O passado roubado na algibeira

Eu tive uma banda dos 15 aos 16 anos. Chamávamo-nos Spinning e tocávamos quase só originais. As nossas influências eram Nirvana, Pearl Jam, Rage Against The Machine, Red Hot Chili Peppers, Soundgarden, Faith No More, Rollins Band, Primus, Primitive Reason. Éramos os rockeiros da vila, tínhamos cabelo comprido e, por causa do grunge, não pensávamos muito no que vestíamos.

Uma vez, demos um concerto num bar de Monção.

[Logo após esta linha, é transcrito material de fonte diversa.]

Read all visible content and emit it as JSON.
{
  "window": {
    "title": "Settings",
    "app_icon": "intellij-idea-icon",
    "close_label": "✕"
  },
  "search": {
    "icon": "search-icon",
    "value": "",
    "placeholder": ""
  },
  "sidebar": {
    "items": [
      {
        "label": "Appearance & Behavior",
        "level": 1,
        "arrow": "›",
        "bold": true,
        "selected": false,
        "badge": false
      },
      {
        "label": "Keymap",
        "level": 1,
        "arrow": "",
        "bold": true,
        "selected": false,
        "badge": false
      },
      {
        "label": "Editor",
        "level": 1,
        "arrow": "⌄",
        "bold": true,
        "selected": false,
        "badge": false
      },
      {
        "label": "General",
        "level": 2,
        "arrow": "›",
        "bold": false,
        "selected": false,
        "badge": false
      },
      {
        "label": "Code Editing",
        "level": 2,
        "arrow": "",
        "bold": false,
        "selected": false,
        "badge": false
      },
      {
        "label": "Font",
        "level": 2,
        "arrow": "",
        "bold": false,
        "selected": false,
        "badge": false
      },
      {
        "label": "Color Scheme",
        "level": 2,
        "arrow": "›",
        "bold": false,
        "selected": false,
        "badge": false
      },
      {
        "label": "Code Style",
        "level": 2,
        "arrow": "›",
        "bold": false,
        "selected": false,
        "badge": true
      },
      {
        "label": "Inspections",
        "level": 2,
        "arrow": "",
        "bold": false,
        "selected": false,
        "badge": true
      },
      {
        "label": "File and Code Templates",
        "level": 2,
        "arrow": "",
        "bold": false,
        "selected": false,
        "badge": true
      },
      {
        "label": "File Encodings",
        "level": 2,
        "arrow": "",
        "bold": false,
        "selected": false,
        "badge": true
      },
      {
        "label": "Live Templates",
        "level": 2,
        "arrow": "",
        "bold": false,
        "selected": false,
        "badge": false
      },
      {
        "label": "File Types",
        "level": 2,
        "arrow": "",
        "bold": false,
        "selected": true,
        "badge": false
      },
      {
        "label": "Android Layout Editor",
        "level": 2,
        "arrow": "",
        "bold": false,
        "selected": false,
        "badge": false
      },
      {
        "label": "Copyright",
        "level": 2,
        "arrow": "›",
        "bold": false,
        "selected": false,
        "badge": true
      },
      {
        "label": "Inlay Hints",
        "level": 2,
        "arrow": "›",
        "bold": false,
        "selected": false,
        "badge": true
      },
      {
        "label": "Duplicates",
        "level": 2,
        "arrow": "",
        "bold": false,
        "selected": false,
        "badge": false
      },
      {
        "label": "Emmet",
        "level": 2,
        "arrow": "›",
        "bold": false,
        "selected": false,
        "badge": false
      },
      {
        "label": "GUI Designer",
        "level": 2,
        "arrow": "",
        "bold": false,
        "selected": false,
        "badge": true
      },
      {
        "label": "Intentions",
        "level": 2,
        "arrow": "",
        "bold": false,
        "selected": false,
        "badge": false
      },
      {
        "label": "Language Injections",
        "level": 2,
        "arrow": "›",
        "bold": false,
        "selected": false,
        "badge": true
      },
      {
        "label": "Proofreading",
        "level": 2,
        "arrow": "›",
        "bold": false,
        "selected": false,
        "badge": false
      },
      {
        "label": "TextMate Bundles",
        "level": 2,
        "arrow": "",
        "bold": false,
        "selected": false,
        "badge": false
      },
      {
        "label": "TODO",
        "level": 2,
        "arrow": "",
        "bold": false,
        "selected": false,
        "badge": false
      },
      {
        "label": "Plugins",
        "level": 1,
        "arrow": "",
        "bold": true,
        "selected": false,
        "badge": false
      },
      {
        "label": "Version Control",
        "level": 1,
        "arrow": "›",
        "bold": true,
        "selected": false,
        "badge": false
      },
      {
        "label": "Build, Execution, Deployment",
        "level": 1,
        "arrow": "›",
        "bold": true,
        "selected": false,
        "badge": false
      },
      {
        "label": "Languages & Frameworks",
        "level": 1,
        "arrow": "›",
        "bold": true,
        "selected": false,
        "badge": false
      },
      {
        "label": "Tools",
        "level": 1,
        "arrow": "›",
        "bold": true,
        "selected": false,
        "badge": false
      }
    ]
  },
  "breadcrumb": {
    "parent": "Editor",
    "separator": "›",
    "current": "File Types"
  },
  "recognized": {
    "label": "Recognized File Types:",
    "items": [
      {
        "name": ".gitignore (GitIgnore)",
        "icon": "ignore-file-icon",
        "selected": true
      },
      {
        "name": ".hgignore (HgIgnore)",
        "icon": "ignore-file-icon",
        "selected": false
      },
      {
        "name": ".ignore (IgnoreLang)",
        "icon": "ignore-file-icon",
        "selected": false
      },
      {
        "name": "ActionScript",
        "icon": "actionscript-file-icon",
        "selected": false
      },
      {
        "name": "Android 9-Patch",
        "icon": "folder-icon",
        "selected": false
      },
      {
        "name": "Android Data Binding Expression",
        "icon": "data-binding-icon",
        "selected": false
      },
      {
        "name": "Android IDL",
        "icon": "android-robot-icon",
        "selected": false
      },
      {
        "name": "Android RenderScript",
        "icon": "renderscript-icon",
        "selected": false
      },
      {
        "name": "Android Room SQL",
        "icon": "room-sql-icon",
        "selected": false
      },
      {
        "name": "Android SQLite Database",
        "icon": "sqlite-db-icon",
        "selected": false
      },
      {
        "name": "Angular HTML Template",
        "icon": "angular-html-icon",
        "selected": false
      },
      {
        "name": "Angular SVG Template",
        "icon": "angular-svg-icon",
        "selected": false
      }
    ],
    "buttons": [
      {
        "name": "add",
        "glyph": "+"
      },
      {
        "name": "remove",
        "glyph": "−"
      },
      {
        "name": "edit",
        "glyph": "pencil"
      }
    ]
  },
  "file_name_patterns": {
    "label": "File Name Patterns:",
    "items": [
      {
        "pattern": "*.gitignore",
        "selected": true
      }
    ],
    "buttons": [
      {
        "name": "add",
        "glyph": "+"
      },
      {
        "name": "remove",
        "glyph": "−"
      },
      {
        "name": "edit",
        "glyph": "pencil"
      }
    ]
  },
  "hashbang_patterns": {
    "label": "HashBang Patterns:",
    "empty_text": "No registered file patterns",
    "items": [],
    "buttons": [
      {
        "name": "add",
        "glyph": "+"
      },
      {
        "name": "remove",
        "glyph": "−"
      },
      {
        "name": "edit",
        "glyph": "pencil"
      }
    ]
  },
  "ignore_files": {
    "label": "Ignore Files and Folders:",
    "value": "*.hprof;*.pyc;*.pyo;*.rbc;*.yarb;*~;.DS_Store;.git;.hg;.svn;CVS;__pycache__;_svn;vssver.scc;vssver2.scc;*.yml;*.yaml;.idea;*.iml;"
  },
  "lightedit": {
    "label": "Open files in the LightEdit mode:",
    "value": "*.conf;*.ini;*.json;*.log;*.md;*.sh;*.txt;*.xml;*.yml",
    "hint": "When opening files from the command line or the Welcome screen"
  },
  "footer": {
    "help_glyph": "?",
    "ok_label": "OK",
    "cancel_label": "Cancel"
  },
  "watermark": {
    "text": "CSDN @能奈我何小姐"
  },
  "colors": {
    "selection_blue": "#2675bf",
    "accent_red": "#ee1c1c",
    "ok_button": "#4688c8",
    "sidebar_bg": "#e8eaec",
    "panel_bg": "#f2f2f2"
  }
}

Descarregámos os instrumentos, esperámos que a sala enchesse, tocámos. Tínhamos muitos amigos na vila, que faziam as vezes de fãs encorajados. Era verão, estavam as meninas de Lisboa a visitar a terra dos pais, toda a gente se divertia. E tu sentes-te em cima do mundo durante uma hora. Tens 16 anos, o corpo não te pesa, tens o cabelo comprido para abanar enquanto tocas guitarra. É como se o Hendrix baixasse em ti e te fizesse sentir como ele durante esse tempo. Durante uma hora, és a maior pessoa do mundo.

Mas depois o som termina, a tua adrenalina baixa. As pessoas voltam às suas vidas normais, viram-te as costas e continuam a conversa que estavam a ter antes. E tu carregas os instrumentos para o carro, fechas a porta e pensas: terminou. Num momento, és o maior. No outro, és um merdas. Ficas à espera do próximo concerto, se houver, e a tentar reproduzir o sentimento durante os ensaios. Nunca é a mesma coisa.

Isso foi uma lição para a vida. Sempre que te sentires o maior, lembra-te que em breve te sentirás um merdas. O grande segredo é não deixar que o concerto termine. Mas isso, lá está, não depende de ti.